HAKSÖZ-HABER
İlme ulaşmanın yegâne yolunu, modern ve gelişmiş okullar mı? KEVSER ÇAKIR kardeşimiz TV’deki bir yarışma programı üzerinden ilme ulaşmanın yegâne yolunun, modern ve gelişmiş okullar olup olmadığını sorguluyor.
“Büyük Risk” Altındaki Kemalizm
Son günlerde, televizyonlarda yarışma programları revaçta. Programlar içerik olarak değişse de gözlemleyebildiğimiz kadarıyla misyon olarak pek bir değişim göstermiyorlar. Medya elitleri kendilerine biçtikleri role uygun olarak, yarışma programlarında hazırlamış oldukları sorularla aile meclisimize kendi yaygın kanaatlerini taşıyorlar.

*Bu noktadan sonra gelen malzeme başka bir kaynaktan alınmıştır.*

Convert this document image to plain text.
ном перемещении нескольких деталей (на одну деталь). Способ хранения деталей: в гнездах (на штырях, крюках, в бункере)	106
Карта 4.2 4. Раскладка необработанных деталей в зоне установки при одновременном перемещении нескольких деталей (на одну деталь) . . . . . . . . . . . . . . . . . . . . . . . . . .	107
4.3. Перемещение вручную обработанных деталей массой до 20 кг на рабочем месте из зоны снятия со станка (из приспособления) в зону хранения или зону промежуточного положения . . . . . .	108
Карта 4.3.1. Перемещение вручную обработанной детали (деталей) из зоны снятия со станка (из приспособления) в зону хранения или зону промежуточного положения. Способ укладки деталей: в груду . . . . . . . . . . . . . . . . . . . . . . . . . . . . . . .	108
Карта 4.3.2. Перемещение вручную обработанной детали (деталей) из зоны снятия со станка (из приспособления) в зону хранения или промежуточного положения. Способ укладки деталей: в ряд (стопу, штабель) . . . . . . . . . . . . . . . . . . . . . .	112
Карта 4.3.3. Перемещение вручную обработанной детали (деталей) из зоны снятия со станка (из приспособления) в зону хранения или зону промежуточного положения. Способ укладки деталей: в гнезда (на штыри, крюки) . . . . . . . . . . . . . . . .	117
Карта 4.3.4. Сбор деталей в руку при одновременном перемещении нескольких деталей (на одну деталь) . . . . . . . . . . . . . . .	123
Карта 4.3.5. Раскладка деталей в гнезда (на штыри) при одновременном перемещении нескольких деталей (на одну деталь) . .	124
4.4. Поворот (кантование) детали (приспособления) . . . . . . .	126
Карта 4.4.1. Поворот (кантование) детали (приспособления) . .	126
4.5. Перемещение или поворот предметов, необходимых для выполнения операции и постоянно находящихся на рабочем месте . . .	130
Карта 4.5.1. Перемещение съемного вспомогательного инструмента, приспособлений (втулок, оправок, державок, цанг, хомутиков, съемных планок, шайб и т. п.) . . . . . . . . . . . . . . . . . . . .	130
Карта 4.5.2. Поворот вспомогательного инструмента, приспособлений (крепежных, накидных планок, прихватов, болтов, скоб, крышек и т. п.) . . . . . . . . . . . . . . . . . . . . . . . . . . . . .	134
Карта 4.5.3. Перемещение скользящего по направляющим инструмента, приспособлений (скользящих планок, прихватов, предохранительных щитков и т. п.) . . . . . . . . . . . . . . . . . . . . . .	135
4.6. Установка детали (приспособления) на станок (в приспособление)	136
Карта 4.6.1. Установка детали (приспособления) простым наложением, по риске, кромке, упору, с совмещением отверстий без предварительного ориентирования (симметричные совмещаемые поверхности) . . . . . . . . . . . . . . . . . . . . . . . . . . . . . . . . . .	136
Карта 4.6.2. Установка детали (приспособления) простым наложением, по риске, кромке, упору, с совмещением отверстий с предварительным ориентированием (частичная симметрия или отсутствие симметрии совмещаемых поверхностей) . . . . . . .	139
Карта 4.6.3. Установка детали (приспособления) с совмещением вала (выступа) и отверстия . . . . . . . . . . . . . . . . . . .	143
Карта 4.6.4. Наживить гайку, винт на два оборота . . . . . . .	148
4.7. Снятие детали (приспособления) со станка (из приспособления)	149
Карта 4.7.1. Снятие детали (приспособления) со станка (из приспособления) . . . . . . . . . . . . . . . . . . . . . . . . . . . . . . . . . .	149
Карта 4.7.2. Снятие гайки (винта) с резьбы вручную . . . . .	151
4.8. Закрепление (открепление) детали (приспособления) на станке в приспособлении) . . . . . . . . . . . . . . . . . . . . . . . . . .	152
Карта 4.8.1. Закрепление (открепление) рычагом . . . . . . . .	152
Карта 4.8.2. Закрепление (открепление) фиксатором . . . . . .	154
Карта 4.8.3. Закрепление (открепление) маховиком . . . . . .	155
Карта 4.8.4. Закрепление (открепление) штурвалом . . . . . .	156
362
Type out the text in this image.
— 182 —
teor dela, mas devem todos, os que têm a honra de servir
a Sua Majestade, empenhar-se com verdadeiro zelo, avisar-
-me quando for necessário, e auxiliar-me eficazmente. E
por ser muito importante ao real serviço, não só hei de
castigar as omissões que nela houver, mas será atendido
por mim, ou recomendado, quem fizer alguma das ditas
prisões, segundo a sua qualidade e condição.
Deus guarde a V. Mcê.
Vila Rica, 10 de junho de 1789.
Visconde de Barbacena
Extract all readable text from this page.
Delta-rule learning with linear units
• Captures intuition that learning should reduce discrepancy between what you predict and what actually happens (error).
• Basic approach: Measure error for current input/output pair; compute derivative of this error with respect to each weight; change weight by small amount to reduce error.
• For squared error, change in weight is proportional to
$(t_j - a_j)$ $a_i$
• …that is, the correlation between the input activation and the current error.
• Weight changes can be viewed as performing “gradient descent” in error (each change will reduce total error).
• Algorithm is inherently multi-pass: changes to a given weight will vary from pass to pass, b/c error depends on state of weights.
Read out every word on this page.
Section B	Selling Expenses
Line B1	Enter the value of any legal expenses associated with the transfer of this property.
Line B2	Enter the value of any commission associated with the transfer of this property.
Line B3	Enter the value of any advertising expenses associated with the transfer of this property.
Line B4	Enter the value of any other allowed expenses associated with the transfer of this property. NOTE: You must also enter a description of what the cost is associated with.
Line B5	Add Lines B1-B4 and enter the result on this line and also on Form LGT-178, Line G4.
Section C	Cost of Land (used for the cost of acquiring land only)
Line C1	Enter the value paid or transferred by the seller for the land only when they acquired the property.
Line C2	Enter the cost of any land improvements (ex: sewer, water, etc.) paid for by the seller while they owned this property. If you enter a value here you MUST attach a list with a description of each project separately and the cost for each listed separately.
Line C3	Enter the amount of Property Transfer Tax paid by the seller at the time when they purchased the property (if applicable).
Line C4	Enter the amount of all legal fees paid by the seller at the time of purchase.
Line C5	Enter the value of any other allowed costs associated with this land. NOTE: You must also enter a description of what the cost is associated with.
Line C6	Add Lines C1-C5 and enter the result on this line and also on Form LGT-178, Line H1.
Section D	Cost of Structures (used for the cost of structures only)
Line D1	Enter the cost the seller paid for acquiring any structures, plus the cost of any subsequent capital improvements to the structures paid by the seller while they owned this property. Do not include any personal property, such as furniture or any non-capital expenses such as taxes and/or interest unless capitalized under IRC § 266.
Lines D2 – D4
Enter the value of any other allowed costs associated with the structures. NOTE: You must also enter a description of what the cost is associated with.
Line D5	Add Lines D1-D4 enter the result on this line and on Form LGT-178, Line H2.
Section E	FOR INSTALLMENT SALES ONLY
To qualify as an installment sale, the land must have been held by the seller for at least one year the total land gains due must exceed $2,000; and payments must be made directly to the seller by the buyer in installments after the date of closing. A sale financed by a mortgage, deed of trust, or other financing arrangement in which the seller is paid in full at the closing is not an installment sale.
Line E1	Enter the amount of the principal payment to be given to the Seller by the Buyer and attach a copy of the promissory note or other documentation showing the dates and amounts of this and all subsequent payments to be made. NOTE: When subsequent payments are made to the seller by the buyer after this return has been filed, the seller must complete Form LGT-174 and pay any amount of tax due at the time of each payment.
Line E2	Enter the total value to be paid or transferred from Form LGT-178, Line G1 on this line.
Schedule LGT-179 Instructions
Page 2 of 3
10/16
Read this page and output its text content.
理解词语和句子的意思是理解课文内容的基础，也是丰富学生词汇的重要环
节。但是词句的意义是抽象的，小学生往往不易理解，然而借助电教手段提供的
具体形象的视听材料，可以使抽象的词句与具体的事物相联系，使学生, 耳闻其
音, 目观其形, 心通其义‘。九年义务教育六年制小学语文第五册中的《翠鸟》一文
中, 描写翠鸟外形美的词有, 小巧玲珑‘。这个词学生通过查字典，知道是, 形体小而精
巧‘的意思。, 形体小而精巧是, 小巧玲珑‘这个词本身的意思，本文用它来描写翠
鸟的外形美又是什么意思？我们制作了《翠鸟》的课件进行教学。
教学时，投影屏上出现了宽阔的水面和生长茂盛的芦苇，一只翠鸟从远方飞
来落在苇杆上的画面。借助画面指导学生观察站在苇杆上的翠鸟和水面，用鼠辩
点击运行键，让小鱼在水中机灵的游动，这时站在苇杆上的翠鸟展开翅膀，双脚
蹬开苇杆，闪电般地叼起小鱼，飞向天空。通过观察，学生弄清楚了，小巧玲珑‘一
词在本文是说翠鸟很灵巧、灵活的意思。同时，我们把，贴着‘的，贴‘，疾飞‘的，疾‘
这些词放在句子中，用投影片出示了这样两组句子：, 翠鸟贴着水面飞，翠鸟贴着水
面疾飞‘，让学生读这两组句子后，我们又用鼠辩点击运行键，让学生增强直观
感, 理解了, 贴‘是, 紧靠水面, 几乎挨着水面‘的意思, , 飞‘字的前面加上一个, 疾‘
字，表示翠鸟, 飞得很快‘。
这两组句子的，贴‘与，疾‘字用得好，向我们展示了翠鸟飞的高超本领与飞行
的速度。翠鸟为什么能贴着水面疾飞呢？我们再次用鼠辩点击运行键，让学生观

Cumhuriyetin ilk günlerinden günümüze kadar devam eden ‘iyi’nin ne olduğunu bilen eğitimli ‘aydınların’ eğitimsiz halkı aydınlatması gerektiği şeklindeki algı, ideolojik bir esas olarak kendini bu tür programlarda da gösteriyor. Bu çerçeveyle gözlemleme fırsatı elde ettiğim bir yarışma programından bahsetmek istiyorum.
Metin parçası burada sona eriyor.